O pianista e compositor não
viaja de avião há 16 anos, evita
autoestradas, detesta atravessar pontes, não anda de metrô,
rejeita shopping centers, tem
aflição de elevadores, odeia altura, abomina estar na água.
E não é dado a implicâncias,
como pode parecer. O músico
sofre de fobias, tema deste seu
segundo livro -o primeiro,
uma biografia do compositor
Arnold Schoenberg, tratava de
outra especialidade, a música.
"Quando era criança, ouvia
sobre fobias como se fossem dificuldades isoladas. Ao longo da
vida, a lista do que me incomoda se tornou meio grande, como você pode notar. E vi que as
pessoas não têm noção do que é
isso", diz Allen, 60, à Folha.
O compositor teve contato
com o assunto desde cedo porque seu pai, William Shawn
(1907-1992), lendário editor
que por 35 anos comandou a
prestigiosa "New Yorker", era
agorafóbico -sofria do medo
mórbido de estar isolado em
espaços abertos ou fechados e
de ficar em lugares públicos.
"Bem que Eu Queria Ir" é um
misto de livro de memórias e
investigação "informal", mas
aprofundada ao ponto de incluir ideias de Darwin e Freud
que pudessem jogar luz sobre o
tema. O músico sabia que corria dois riscos: 1) de que o livro
parecesse de fofocas, já que cita
o caso extraconjugal de seu pai
com a autora Lilian Ross; 2)
que soasse como autoajuda.
Sobre a primeira possibilidade, tomou o cuidado de não incluir o nome de Ross.

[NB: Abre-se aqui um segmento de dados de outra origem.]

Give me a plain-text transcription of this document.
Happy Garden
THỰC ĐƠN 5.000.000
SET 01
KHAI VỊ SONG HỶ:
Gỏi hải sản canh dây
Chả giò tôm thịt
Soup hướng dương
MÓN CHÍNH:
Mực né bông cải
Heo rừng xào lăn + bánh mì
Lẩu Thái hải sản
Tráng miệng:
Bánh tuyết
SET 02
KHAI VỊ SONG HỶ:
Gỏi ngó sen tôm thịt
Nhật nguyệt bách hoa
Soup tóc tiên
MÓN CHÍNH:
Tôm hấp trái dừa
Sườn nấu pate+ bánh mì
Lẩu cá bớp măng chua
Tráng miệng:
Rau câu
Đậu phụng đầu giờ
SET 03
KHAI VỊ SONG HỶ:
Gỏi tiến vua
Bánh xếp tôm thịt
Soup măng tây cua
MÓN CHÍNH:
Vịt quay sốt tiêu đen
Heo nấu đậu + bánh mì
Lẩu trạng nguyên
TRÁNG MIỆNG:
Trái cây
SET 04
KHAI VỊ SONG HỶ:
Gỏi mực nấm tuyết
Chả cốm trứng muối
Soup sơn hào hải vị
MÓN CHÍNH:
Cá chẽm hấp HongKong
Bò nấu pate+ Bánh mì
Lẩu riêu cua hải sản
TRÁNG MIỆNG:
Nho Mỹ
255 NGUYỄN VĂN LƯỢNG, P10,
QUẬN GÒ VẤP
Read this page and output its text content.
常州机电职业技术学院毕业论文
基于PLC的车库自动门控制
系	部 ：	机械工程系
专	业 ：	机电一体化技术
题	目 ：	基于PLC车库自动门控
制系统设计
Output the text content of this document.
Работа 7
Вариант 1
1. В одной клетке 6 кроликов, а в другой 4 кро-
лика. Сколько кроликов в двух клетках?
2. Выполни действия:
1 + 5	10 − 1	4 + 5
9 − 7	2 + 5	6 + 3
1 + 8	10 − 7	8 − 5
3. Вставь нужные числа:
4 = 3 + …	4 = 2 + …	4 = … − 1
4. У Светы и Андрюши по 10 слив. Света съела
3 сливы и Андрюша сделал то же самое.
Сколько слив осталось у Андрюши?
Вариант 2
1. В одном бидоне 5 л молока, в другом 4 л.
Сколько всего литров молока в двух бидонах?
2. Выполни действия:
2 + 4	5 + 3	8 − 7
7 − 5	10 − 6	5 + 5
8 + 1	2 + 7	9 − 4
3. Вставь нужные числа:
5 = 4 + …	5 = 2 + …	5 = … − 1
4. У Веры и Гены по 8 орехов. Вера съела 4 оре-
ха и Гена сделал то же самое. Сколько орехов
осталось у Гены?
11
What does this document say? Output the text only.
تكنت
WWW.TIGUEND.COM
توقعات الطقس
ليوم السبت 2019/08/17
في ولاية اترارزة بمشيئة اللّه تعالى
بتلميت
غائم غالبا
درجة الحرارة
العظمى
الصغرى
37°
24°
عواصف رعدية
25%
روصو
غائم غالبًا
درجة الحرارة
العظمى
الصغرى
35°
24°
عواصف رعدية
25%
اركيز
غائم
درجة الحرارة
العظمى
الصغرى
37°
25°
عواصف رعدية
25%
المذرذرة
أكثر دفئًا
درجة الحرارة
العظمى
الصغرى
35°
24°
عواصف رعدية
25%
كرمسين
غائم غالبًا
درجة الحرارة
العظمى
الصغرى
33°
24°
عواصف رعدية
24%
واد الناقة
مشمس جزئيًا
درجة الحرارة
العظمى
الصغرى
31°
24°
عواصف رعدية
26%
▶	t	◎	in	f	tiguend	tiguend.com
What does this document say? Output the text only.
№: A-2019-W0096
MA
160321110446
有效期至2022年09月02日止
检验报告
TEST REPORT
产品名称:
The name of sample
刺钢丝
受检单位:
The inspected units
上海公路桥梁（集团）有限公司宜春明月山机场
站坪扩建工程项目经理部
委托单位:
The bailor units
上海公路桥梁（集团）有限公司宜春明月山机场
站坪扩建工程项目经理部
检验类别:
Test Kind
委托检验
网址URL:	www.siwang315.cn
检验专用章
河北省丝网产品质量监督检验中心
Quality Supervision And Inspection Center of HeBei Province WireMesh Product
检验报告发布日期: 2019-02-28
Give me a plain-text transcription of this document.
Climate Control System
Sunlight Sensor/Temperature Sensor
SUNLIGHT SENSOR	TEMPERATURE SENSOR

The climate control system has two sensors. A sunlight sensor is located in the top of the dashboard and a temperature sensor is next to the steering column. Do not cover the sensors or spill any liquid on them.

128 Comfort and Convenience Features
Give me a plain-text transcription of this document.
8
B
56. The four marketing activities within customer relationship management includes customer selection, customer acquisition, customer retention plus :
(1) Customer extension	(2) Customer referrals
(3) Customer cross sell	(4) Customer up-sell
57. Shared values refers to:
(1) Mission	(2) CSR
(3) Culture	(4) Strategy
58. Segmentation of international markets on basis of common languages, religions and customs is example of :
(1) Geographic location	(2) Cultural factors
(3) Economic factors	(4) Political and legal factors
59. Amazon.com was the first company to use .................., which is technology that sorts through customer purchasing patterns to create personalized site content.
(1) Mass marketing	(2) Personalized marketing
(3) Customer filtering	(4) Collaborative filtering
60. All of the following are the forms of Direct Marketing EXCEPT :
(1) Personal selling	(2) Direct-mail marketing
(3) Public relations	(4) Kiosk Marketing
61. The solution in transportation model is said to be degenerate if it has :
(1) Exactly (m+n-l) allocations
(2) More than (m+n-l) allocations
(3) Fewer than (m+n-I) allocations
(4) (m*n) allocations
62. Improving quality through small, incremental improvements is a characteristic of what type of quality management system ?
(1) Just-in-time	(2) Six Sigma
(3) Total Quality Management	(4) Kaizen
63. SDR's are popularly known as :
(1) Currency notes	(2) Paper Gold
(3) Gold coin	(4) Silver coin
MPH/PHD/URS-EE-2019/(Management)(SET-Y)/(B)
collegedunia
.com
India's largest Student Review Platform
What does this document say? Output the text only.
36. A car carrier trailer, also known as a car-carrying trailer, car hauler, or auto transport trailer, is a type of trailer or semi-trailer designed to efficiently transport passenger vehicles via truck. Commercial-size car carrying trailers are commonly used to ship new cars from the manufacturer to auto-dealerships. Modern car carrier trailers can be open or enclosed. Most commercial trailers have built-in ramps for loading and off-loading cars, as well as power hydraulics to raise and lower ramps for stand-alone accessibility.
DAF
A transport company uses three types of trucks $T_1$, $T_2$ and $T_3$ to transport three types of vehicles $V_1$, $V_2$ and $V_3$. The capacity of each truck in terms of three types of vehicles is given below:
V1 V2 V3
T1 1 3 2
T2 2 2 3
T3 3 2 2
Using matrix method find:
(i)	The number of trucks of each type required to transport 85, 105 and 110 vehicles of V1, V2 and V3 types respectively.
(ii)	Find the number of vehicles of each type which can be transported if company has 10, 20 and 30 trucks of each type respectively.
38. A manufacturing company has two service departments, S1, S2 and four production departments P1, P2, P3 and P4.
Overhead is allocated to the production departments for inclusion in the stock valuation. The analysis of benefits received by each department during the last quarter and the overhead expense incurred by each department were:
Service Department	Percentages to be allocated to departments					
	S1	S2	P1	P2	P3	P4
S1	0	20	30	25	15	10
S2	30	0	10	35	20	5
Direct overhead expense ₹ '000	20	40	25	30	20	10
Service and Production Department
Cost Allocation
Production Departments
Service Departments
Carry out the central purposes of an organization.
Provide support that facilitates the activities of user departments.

Ela é citada só como "escritora da "New
Yorker'", embora todos no
meio saibam de quem se trata
-o que já levou Allen a passar
por uma constrangedora inquisição por parte de Terry Gross,
para o podcast "Fresh Air".
Allen acredita que não o caso
em si, mas o fato de conviver
com segredos em casa, tenha
alimentado sua propensão às
fobias. Entra nessa lista de tabus dentro de casa o fato de sua
irmã gêmea, Mary, ser autista.
Quanto ao risco de soar como autoajuda, faz piada: "Como poderia ser autoajuda se
nem acredito numa cura?".
Vantagens
Em meio a tantas restrições,
Allen é capaz subir num palco e
se apresentar para centenas de
pessoas -desde que o palco fique a poucos quilômetros de
sua cidade. "Fico ansioso, mas é
normal. É a diferença entre medo e fobia. O medo você pode
controlar; a fobia está além da
sua compreensão", diz.
Ele até consegue ver alguma
vantagem no problema. "Por
um lado, as fobias são um sinal
de sensibilidade. Algumas das
minhas músicas são sombrias e
intensas, o que pode ser expressão das minhas fobias."
O livro cita Edvard Munch
(1863-1944), cuja vertigem
mesmo "ao atravessar ruas"
pode ser percebida em quadros
como "O Grito" (1893). E a poeta Emily Dickinson (1830-1886), cuja obra "parece brotar
de um mundo em que ciclos de
pânico são uma constante".
Se a vantagem chega a compensar? "Pode funcionar na arte, mas na vida não é divertido.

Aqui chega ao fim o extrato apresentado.